Abstract

Ethics is an inherent component of medical practice. This is in part because clinical decision making involves a social relationship, and relationships always involve ethics, and in part because the nature and meaning of illness are themselves steeped in culture and values. Although this applies no more or less to psychiatry than to other areas of medicine, some issues – most obviously, those involving consent – arise in psychiatry with particular force.
Although it is universally acknowledged that values vary across cultures, remarkably, apart from some descriptive studies within sociology and cultural anthropology, and some speculative reflections within the Marxist tradition, there has been relatively little detailed analysis of how this occurs. Even less well understood is how the cultural specificity of different moral frameworks shapes everyday clinical practice. Indeed, discussions about ethics in medicine have tended to assume the existence of a unitary philosophical standpoint that privileges a single set of values, on the basis of which universally binding protocols and conventions are supposed to be defined.

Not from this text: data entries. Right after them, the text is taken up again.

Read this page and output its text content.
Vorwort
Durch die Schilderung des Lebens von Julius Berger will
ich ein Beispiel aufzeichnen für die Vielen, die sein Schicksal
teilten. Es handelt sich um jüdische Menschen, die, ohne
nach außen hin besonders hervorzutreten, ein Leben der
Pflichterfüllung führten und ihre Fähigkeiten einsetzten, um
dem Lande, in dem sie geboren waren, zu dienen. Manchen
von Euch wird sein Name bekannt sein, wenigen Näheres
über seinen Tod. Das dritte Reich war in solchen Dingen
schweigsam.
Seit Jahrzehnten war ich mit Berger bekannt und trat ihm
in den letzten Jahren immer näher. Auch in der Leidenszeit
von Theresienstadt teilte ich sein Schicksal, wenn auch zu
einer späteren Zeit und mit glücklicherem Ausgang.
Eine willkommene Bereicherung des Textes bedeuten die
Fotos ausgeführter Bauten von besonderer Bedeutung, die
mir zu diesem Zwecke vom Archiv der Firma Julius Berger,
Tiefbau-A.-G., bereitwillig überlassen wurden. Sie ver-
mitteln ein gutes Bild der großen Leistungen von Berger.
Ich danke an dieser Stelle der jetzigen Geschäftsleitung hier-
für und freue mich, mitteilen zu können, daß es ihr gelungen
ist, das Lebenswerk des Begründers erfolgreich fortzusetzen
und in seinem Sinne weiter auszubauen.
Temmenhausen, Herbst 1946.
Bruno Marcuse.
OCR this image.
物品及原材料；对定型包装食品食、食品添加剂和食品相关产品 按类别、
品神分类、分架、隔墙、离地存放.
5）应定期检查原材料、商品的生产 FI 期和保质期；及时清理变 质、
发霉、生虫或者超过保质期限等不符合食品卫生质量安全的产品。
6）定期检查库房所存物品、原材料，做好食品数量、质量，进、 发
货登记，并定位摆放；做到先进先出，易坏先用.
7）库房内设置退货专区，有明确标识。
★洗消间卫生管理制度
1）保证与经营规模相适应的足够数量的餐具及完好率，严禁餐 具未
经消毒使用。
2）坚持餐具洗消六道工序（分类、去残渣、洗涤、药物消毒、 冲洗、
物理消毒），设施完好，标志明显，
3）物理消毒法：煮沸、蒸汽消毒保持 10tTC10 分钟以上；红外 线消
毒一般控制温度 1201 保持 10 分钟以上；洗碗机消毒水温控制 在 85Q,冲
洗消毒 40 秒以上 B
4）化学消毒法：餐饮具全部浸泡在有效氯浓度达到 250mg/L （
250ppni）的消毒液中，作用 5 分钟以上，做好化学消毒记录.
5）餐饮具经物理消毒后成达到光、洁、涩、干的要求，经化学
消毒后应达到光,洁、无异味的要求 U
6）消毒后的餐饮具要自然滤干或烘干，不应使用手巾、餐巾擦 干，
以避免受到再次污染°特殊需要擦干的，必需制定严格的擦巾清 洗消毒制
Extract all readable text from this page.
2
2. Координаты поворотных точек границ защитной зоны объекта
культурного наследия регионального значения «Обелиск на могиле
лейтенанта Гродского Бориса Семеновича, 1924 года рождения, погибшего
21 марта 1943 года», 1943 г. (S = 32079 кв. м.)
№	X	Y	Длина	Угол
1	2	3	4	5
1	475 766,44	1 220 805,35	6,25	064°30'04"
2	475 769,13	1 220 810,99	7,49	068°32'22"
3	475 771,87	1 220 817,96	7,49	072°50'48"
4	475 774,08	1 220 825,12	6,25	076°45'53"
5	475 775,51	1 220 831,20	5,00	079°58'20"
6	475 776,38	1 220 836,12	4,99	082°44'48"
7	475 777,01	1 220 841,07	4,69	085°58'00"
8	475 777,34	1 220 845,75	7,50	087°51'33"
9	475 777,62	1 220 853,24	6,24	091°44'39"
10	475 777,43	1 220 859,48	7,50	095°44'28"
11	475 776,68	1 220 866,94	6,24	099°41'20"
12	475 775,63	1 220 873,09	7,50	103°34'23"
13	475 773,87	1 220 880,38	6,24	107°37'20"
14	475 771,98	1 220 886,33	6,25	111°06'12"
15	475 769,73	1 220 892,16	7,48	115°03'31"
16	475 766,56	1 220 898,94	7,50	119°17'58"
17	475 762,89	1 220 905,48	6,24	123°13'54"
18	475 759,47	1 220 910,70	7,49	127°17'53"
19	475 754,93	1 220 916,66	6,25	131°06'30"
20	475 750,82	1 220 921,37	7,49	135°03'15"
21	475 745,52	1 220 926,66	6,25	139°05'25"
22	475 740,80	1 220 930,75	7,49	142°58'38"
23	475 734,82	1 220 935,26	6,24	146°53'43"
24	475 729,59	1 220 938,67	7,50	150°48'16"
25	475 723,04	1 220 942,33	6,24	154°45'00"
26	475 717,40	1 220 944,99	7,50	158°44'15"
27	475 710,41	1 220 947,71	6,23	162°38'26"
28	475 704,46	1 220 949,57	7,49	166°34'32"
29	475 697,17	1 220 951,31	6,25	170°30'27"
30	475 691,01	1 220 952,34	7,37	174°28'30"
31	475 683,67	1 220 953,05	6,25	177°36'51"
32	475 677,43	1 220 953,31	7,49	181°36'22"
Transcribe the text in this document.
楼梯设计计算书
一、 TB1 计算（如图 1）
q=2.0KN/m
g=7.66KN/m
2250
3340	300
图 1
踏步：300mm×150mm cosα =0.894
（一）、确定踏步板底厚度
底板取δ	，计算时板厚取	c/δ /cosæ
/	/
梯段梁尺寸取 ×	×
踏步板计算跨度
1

In this context Ethics, culture and psychiatry offers a welcome contribution. Although it sets itself a relatively limited task – to provide an overview of ethical perspectives prevailing in a variety of cultural settings – many important issues are raised and it should stimulate wideranging debate. The main part of the book is a series of descriptive chapters concerning the ethical features of the cultures of Arab countries, Latin America, the Western Mediterranean, Scandinavia, the United States, Sub-Saharan Africa, India, China and Japan; there are also two chapters dealing with competence and consent in psychiatric research. Although, as expected with a work of this breadth, the contributions are somewhat uneven, taken together the field is well covered.
Not surprisingly, the importance of religion arises repeatedly. For example, according to Ahmed Okasa, in Arab culture the notion of mental illness is closely linked to Islamic concepts referring not to insanity but to obstacles arising in the path to enlightenment, as a result of which the mentally ill are seen as possessed, as innovative and creative, or as dissidents. In other cultures, tensions frequently emerge between religious traditions, with their fatalistic conceptions of illness, and that of science, which seeks knowledge and cures.
Local cultural traditions may profoundly affect the understanding of illness and the ways in which doctors practise. As Julio Arboleda-Florez and David Weisstub show, in South America, ‘machismo’, or the ethos of masculinity, and traditional and mythological beliefs, such as ideas about ‘magical fright’ and ‘evil eyes’, profoundly affect the experiences of both patients and carers. According to Michael Olatawura, in sub-Saharan Africa a wife cannot give consent for medical treatment, whether scientific or traditional, without agreement from her husband, even in an emergency. Here, and elsewhere, treatment decisions are often made by community elders or by family members.
In the United States, the advent of managed care has profoundly influenced the nature and practice of psychiatry. Renato Alarcon, in a helpful analysis, argues that this development resulted from a failure by medicine to establish its own viable ethical framework; as a result, despite continued proclamations about the pre-eminent value of ‘autonomy’, under the regime of managed care the space for freedom of choice has been severely curtailed. However, the adverse effects of social change are not restricted to the United States. As Xiehe Liu shows, in recent years in China there has been a huge growth in alcohol use and related problems and major shifts in the patterns of mental illness.
Cultural traditions, demographic changes and economic pressures all deeply influence the development of social policy. Such influences may manifest themselves through the medium of public reflections on hitherto widely accepted social precepts, as in debates about the weight to be placed on welfare in Scandinavia or on individualism in the United States, or merely through pressure on resources. In some countries, these debates have focused on the roles of inpatient and community based psychiatric care; in Italy, in particular, as David Weisstub and Julio Arboleda-Florez show, this debate has been particularly intense following the mental health law reforms of 1978, which led to the closure of psychiatric hospitals, with the final balance sheet evidently still to be drawn.
Not unexpectedly, this book contains deficiencies and omissions. There is only limited discussion about the misuse of psychiatry as an instrument of state power. In spite of the implied assumption of the book as a whole that ethics cannot be spoken of in the general but only in the particular, with specific reference to local cultural traditions and practices, there is a tendency for many writers to collapse ethics into universal human rights declarations and protocols. The discussion of ethical issues in research is relatively superficial, with little evidence of an appreciation of the cultural aspects of the consent process or the multifaceted nature of competency. There is limited discussion of the role of traditional healing practices and their relationship with and impact on Western psychiatry.
In spite of this, the book should be appreciated for what it does achieve rather than for what it does not. As an addition to the ethical and cultural literature of psychiatry it will be welcome. As an aid to practitioners working in multicultural settings it will be useful, and as a treatise on the cultural variability both of needs in the field of mental health and of the impact of institutional change and therapeutic interventions it will provide an important reminder of the need for cultural sensitivity in the development of new social policies.